De grandes personnalités de la finance, de la politique, de la culture et de la société qui n’avaient pas forcément besoin d’avoir lu A la recherche du temps perdu se sont rencontrées à Ferrières. Des noms comme Audrey Hepburn, Grace de Monaco, Elizabeth Taylor et Richard Burton ont assisté à un événement qui a été photographié par Cecil Beaton, engagé pour l’occasion par les Rothschild, qui n’ont ménagé ni effort ni argent pour recréer leur monde particulier de Guermantes. Le gâchis était tel que beaucoup doutaient que le couple puisse réitérer un exploit similaire l’année suivante, oubliant ainsi la puissance et la ténacité du couple.
Dès le début de leur relation, la baronne Marie-Hélène Naila Stéphanie Josina van Zuylen van Nyevelt van de Haar et son mari, Guy de Rothschild, ont formé un mariage inhabituel.

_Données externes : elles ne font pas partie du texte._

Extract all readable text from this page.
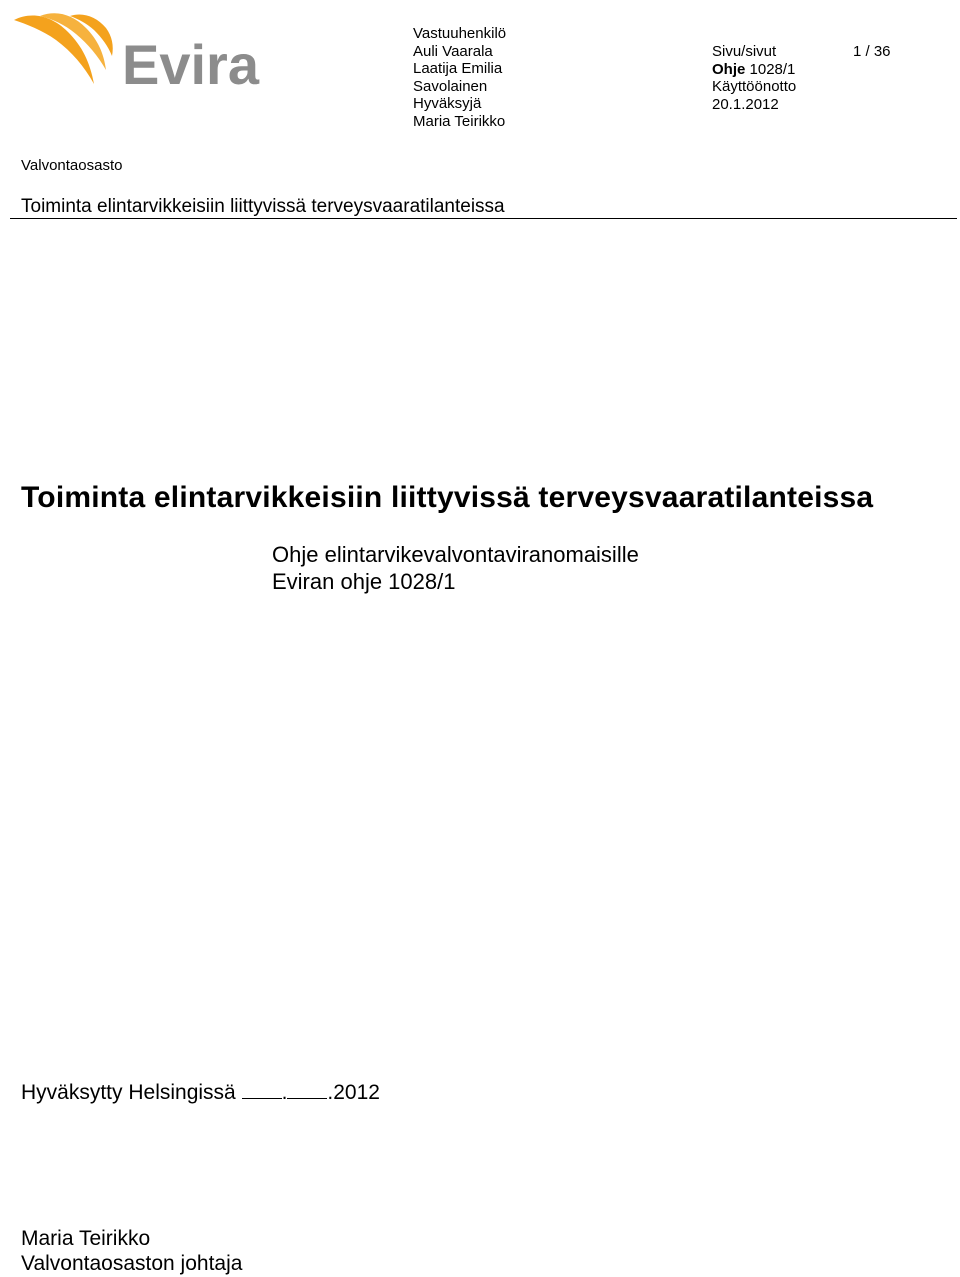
Evira	Vastuuhenkilö
Auli Vaarala
Laatija Emilia
Savolainen
Hyväksyjä
Maria Teirikko
Sivu/sivut
Ohje 1028/1
Käyttöönotto
20.1.2012
1 / 36
Valvontaosasto
Toiminta elintarvikkeisiin liittyvissä terveysvaaratilanteissa
Toiminta elintarvikkeisiin liittyvissä terveysvaaratilanteissa
Ohje elintarvikevalvontaviranomaisille
Eviran ohje 1028/1
Hyväksytty Helsingissä . .2012
Maria Teirikko
Valvontaosaston johtaja
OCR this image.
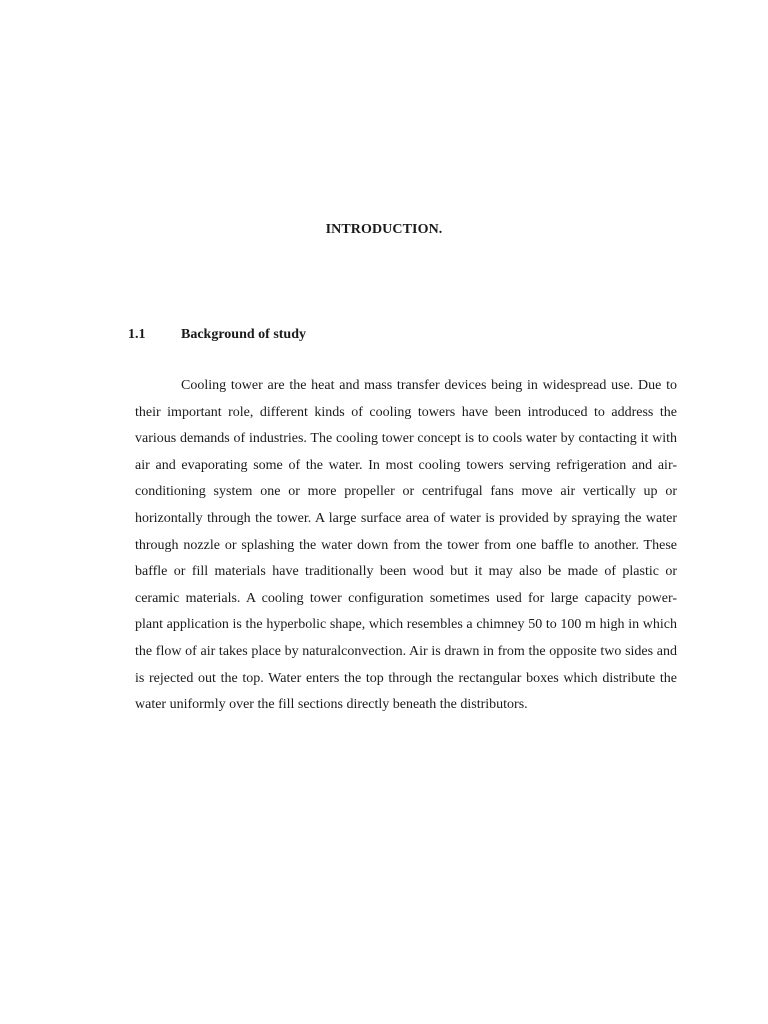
INTRODUCTION.
1.1	Background of study

Cooling tower are the heat and mass transfer devices being in widespread use. Due to their important role, different kinds of cooling towers have been introduced to address the various demands of industries. The cooling tower concept is to cools water by contacting it with air and evaporating some of the water. In most cooling towers serving refrigeration and air-conditioning system one or more propeller or centrifugal fans move air vertically up or horizontally through the tower. A large surface area of water is provided by spraying the water through nozzle or splashing the water down from the tower from one baffle to another. These baffle or fill materials have traditionally been wood but it may also be made of plastic or ceramic materials. A cooling tower configuration sometimes used for large capacity power- plant application is the hyperbolic shape, which resembles a chimney 50 to 100 m high in which the flow of air takes place by naturalconvection. Air is drawn in from the opposite two sides and is rejected out the top. Water enters the top through the rectangular boxes which distribute the water uniformly over the fill sections directly beneath the distributors.
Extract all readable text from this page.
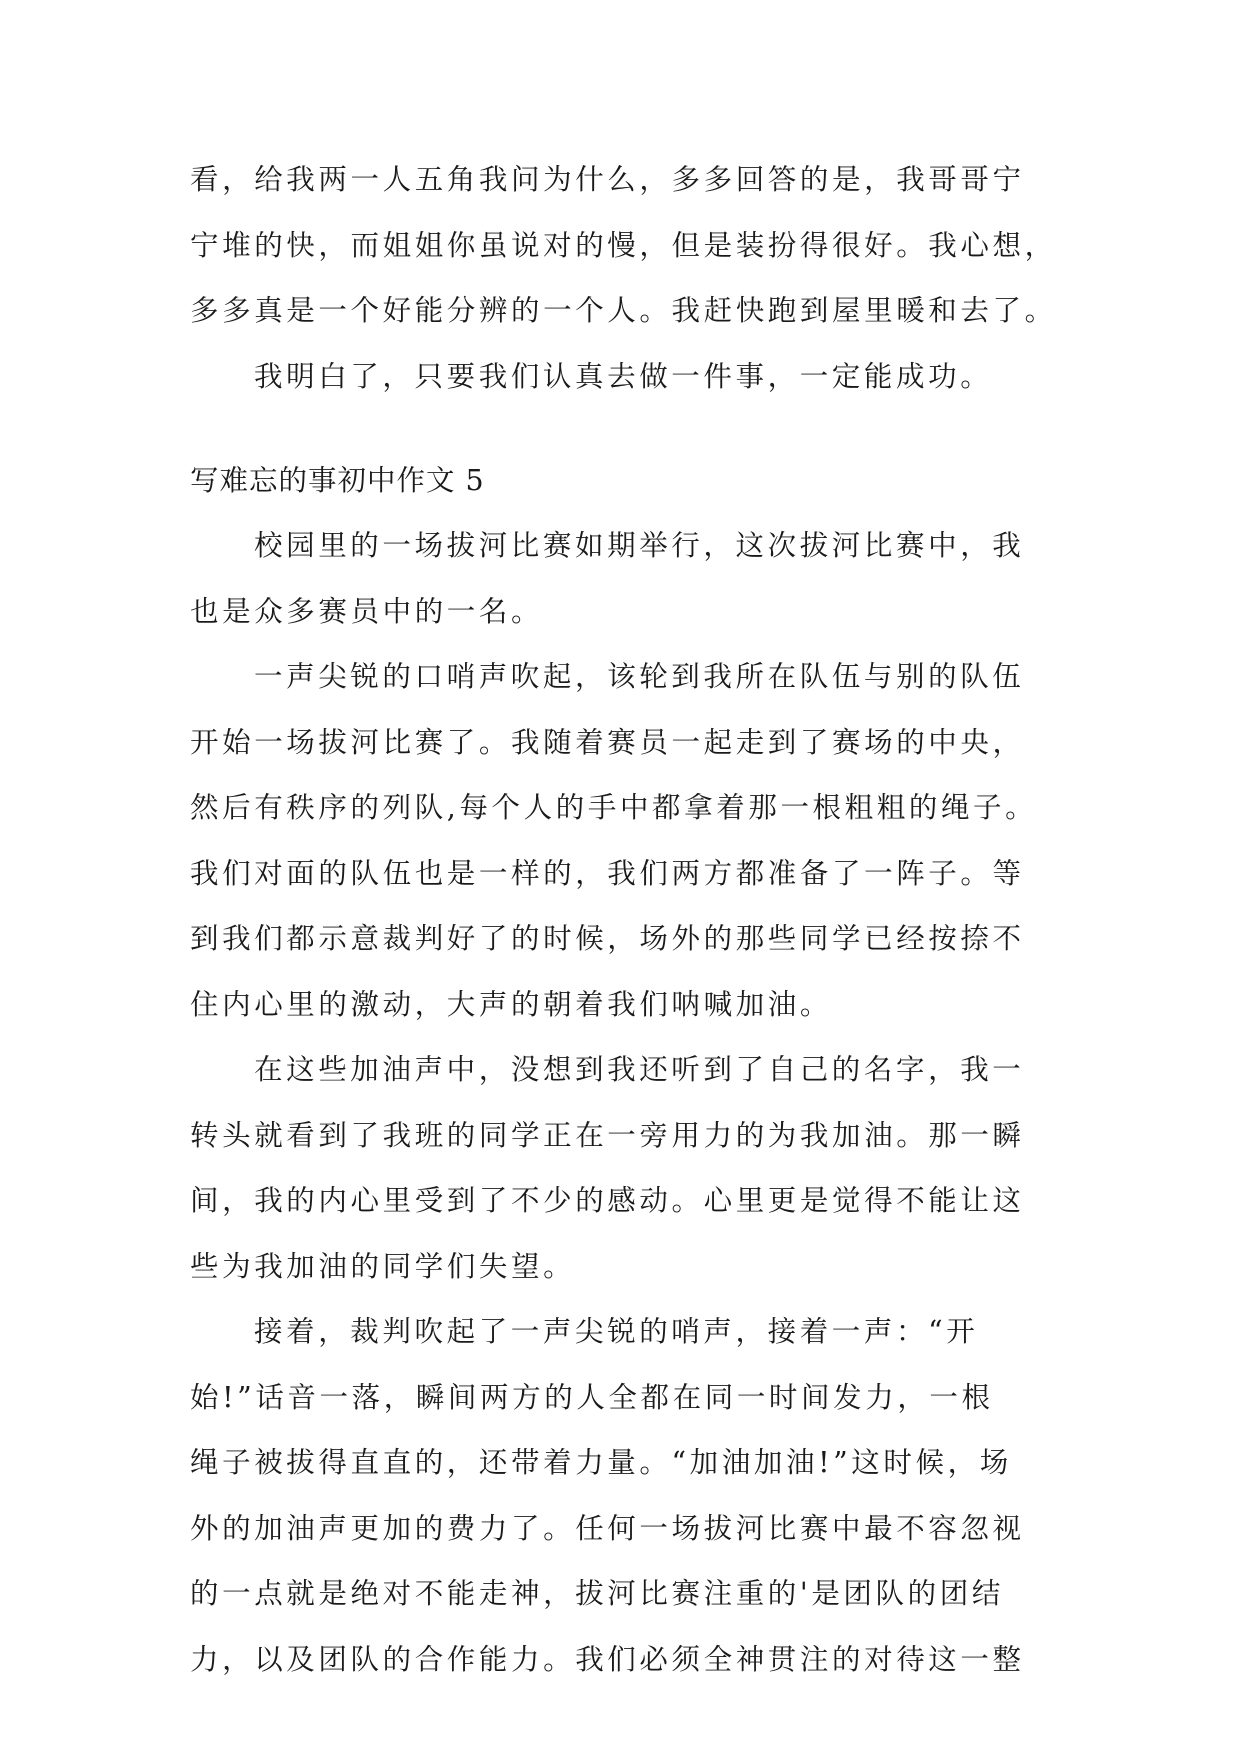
看，给我两一人五角我问为什么，多多回答的是，我哥哥宁
宁堆的快，而姐姐你虽说对的慢，但是装扮得很好。我心想，
多多真是一个好能分辨的一个人。我赶快跑到屋里暖和去了。
我明白了，只要我们认真去做一件事，一定能成功。
写难忘的事初中作文 5
校园里的一场拔河比赛如期举行，这次拔河比赛中，我
也是众多赛员中的一名。
一声尖锐的口哨声吹起，该轮到我所在队伍与别的队伍
开始一场拔河比赛了。我随着赛员一起走到了赛场的中央，
然后有秩序的列队,每个人的手中都拿着那一根粗粗的绳子。
我们对面的队伍也是一样的，我们两方都准备了一阵子。等
到我们都示意裁判好了的时候，场外的那些同学已经按捺不
住内心里的激动，大声的朝着我们呐喊加油。
在这些加油声中，没想到我还听到了自己的名字，我一
转头就看到了我班的同学正在一旁用力的为我加油。那一瞬
间，我的内心里受到了不少的感动。心里更是觉得不能让这
些为我加油的同学们失望。
接着，裁判吹起了一声尖锐的哨声，接着一声：“开
始!”话音一落，瞬间两方的人全都在同一时间发力，一根
绳子被拔得直直的，还带着力量。“加油加油!”这时候，场
外的加油声更加的费力了。任何一场拔河比赛中最不容忽视
的一点就是绝对不能走神，拔河比赛注重的'是团队的团结
力，以及团队的合作能力。我们必须全神贯注的对待这一整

Les particularités de leur mariage ne tenaient pas tant au fait que Marie-Hélène avait divorcé de son premier mari, comte français voué aux exploitations agricoles et sénateur, mais au fait que, pour la première fois dans l’histoire de la famille bancaire, un Rothschild allait épouser une femme de religion non juive.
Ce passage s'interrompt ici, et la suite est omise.